We retrospectively assessed all records from UC patients who underwent IPAA and were exposed to IFX, ADM or VDZ thereafter at our centre. Patients with a baseline modified pouchitis disease activity index (mPDAI)< 5 or with Crohn's disease-related complications of the pouch were excluded. Clinically relevant remission, defined as a mPDAI <5 and a reduction of mPDAI 2 points from baseline, was assessed at Week 14. Non-responder imputation was applied in case of discontinuation prior to Week 14.


Thirty-three unique patients were included (69.7% male, median [IQR] age 39.6 [33.7–52.8]). Three (9.1%) underwent colectomy because of high-grade dysplasia, whereas 90.9% had surgery due to refractory UC. Prior to surgery, patients had been exposed to cyclosporine (n = 14), IFX (n = 12), ADM (n = 3), and/or VDZ (n = 3). J-pouches were constructed mainly in (modified) 2-stage (n = 25) procedures. All developed chronic antibiotic-refractory pouchitis after a median of 3.1 years, for which they received IFX (n = 23), ADM (n = 13) or VDZ (n = 15). Clinically relevant remission at Week 14 was observed in 43.5% of IFX group, and 38.5% and 60.0% in the ADM and VDZ group. With a median follow-up of 1.0 (0.3–3.1) years, significantly more patients continued VDZ compared with anti-TNF therapy (HR 2.9 [95% CI 1.1–8.5], p = 0.04) (figure).

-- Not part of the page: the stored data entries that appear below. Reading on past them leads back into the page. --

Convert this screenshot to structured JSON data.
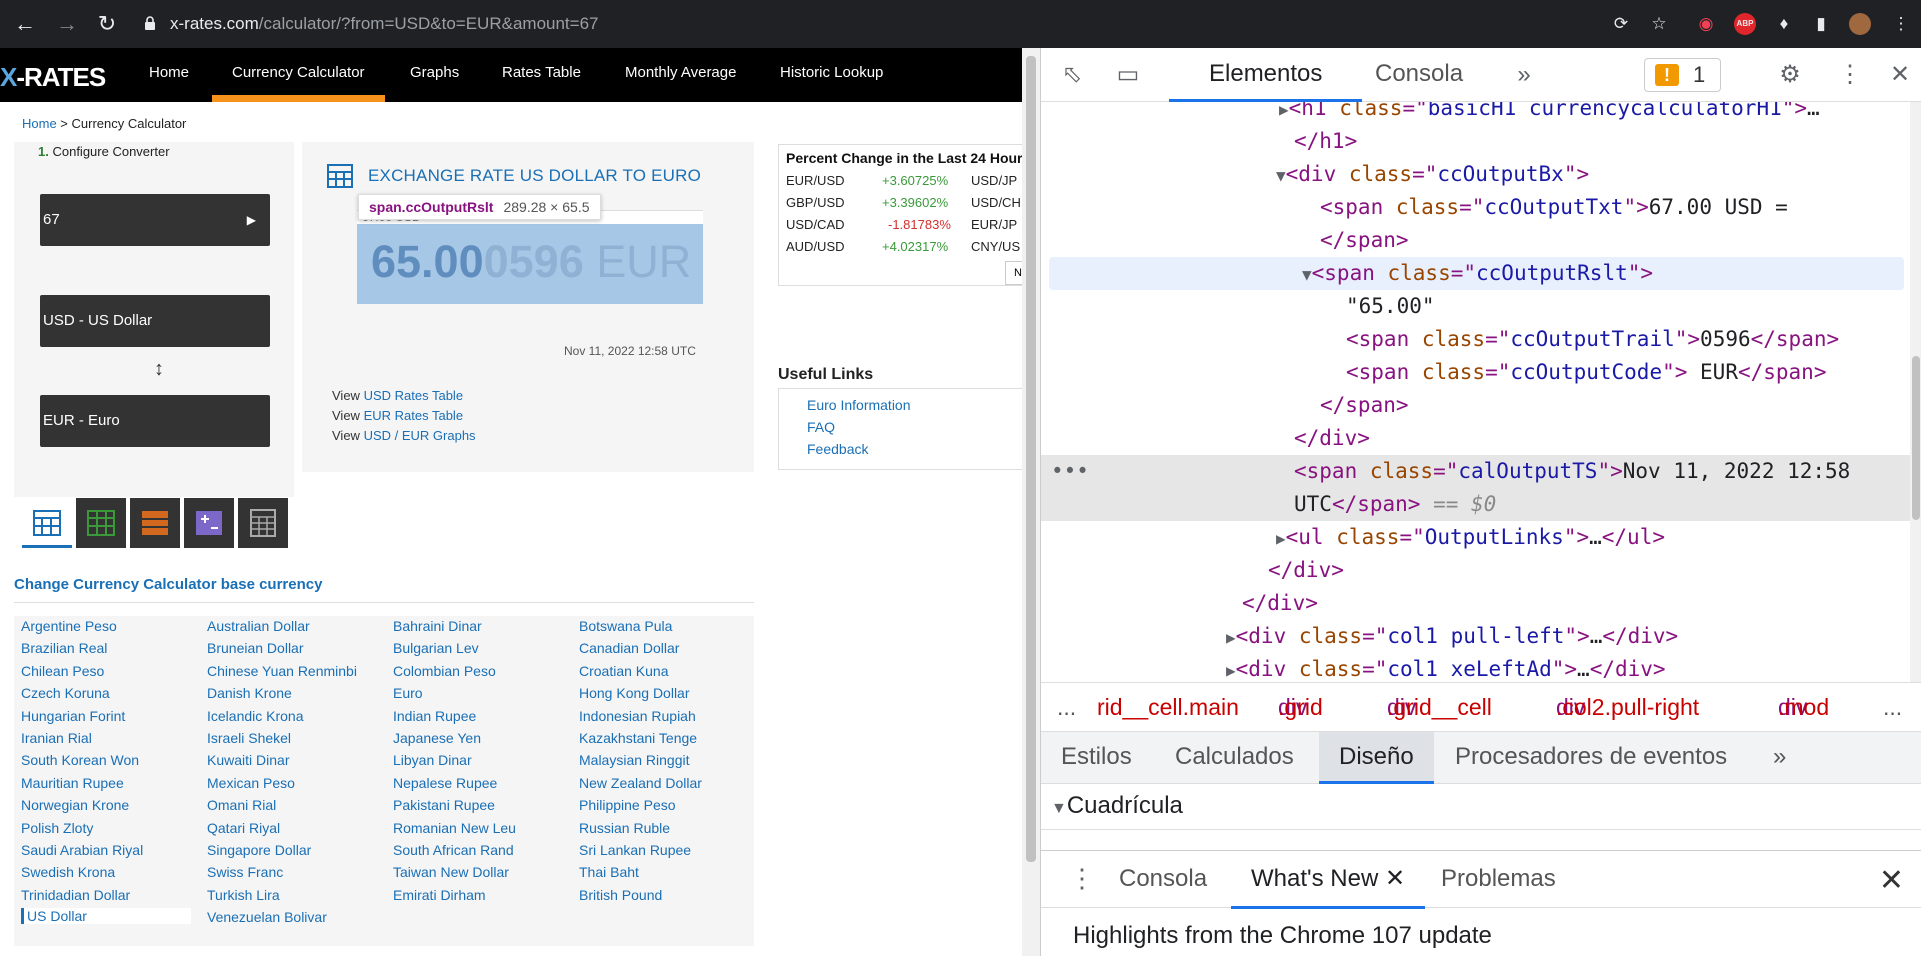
{
  "browser": {
    "url_host": "x-rates.com",
    "url_path": "/calculator/?from=USD&to=EUR&amount=67"
  },
  "site": {
    "logo": "X-RATES",
    "nav": [
      "Home",
      "Currency Calculator",
      "Graphs",
      "Rates Table",
      "Monthly Average",
      "Historic Lookup"
    ],
    "breadcrumb_home": "Home",
    "breadcrumb_sep": " > Currency Calculator"
  },
  "converter": {
    "step_num": "1.",
    "step_label": "Configure Converter",
    "amount": "67",
    "from": "USD - US Dollar",
    "to": "EUR - Euro"
  },
  "result": {
    "title": "EXCHANGE RATE US DOLLAR TO EURO",
    "output_txt": "67.00 USD =",
    "rslt_main": "65.00",
    "rslt_trail": "0596",
    "rslt_code": " EUR",
    "tooltip_class": "span.ccOutputRslt",
    "tooltip_dims": "289.28 × 65.5",
    "timestamp": "Nov 11, 2022 12:58 UTC",
    "view_word": "View",
    "links": [
      "USD Rates Table",
      "EUR Rates Table",
      "USD / EUR Graphs"
    ]
  },
  "percent_change": {
    "title": "Percent Change in the Last 24 Hours",
    "rows": [
      {
        "pair": "EUR/USD",
        "change": "+3.60725%",
        "sign": "pos",
        "pair2": "USD/JP"
      },
      {
        "pair": "GBP/USD",
        "change": "+3.39602%",
        "sign": "pos",
        "pair2": "USD/CH"
      },
      {
        "pair": "USD/CAD",
        "change": "-1.81783%",
        "sign": "neg",
        "pair2": "EUR/JP"
      },
      {
        "pair": "AUD/USD",
        "change": "+4.02317%",
        "sign": "pos",
        "pair2": "CNY/US"
      }
    ],
    "next_button": "N"
  },
  "useful_links": {
    "title": "Useful Links",
    "items": [
      "Euro Information",
      "FAQ",
      "Feedback"
    ]
  },
  "change_base": {
    "title": "Change Currency Calculator base currency",
    "columns": [
      [
        "Argentine Peso",
        "Brazilian Real",
        "Chilean Peso",
        "Czech Koruna",
        "Hungarian Forint",
        "Iranian Rial",
        "South Korean Won",
        "Mauritian Rupee",
        "Norwegian Krone",
        "Polish Zloty",
        "Saudi Arabian Riyal",
        "Swedish Krona",
        "Trinidadian Dollar",
        "US Dollar"
      ],
      [
        "Australian Dollar",
        "Bruneian Dollar",
        "Chinese Yuan Renminbi",
        "Danish Krone",
        "Icelandic Krona",
        "Israeli Shekel",
        "Kuwaiti Dinar",
        "Mexican Peso",
        "Omani Rial",
        "Qatari Riyal",
        "Singapore Dollar",
        "Swiss Franc",
        "Turkish Lira",
        "Venezuelan Bolivar"
      ],
      [
        "Bahraini Dinar",
        "Bulgarian Lev",
        "Colombian Peso",
        "Euro",
        "Indian Rupee",
        "Japanese Yen",
        "Libyan Dinar",
        "Nepalese Rupee",
        "Pakistani Rupee",
        "Romanian New Leu",
        "South African Rand",
        "Taiwan New Dollar",
        "Emirati Dirham"
      ],
      [
        "Botswana Pula",
        "Canadian Dollar",
        "Croatian Kuna",
        "Hong Kong Dollar",
        "Indonesian Rupiah",
        "Kazakhstani Tenge",
        "Malaysian Ringgit",
        "New Zealand Dollar",
        "Philippine Peso",
        "Russian Ruble",
        "Sri Lankan Rupee",
        "Thai Baht",
        "British Pound"
      ]
    ]
  },
  "devtools": {
    "tabs": [
      "Elementos",
      "Consola"
    ],
    "warning_count": "1",
    "dom": {
      "l0": [
        "<h1 ",
        "class",
        "=\"",
        "basicH1 currencycalculatorH1",
        "\">…"
      ],
      "l1": "</h1>",
      "l2": [
        "<div ",
        "class",
        "=\"",
        "ccOutputBx",
        "\">"
      ],
      "l3_tag": "<span ",
      "l3_attr": "class",
      "l3_val": "ccOutputTxt",
      "l3_text": "67.00 USD =",
      "l4": "</span>",
      "l5_val": "ccOutputRslt",
      "l6": "\"65.00\"",
      "l7_val": "ccOutputTrail",
      "l7_text": "0596",
      "l8_val": "ccOutputCode",
      "l8_text": " EUR",
      "l9": "</span>",
      "l10": "</div>",
      "l11_val": "calOutputTS",
      "l11_text": "Nov 11, 2022 12:58",
      "l12_text": "UTC",
      "l12_eq": " == $0",
      "l13_val": "OutputLinks",
      "l14": "</div>",
      "l15": "</div>",
      "l16_val": "col1 pull-left",
      "l17_val": "col1 xeLeftAd"
    },
    "breadcrumbs": [
      {
        "tag": "",
        "cls": "rid__cell.main"
      },
      {
        "tag": "div",
        "cls": ".grid"
      },
      {
        "tag": "div",
        "cls": ".grid__cell"
      },
      {
        "tag": "div",
        "cls": ".col2.pull-right"
      },
      {
        "tag": "div",
        "cls": ".mod"
      }
    ],
    "sub_tabs": [
      "Estilos",
      "Calculados",
      "Diseño",
      "Procesadores de eventos"
    ],
    "section": "Cuadrícula",
    "drawer_tabs": [
      "Consola",
      "What's New",
      "Problemas"
    ],
    "drawer_text": "Highlights from the Chrome 107 update"
  }
}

Kaplan–Meier curve representing the biological therapy discontinuation-free survival in chronic antibiotic-refractory pouchitis

Compared with baseline, VDZ resulted in a significant drop in endoscopic PDAI score at final follow-up (p = 0.004), whereas IFX and ADM led to a more modest drop (p = 0.03, p = 0.1, respectively). Adverse events (mainly infusion reactions) and undetectable serum levels explained 48.1% of the patients discontinuing anti-TNF therapy, whereas discontinuation of VDZ was only related to insufficient efficacy. Overall, 4 patients (12.1%) ended up with a permanent ileostomy.


In this case series, the use of anti-TNF agents for the treatment of chronic antibiotic-refractory pouchitis was hampered by the high rate of adverse events partly related by pre-colectomy exposure to the same drug. Therefore, VDZ might be an efficacious and safe alternative, which is currently being studied in a phase IV randomised trial.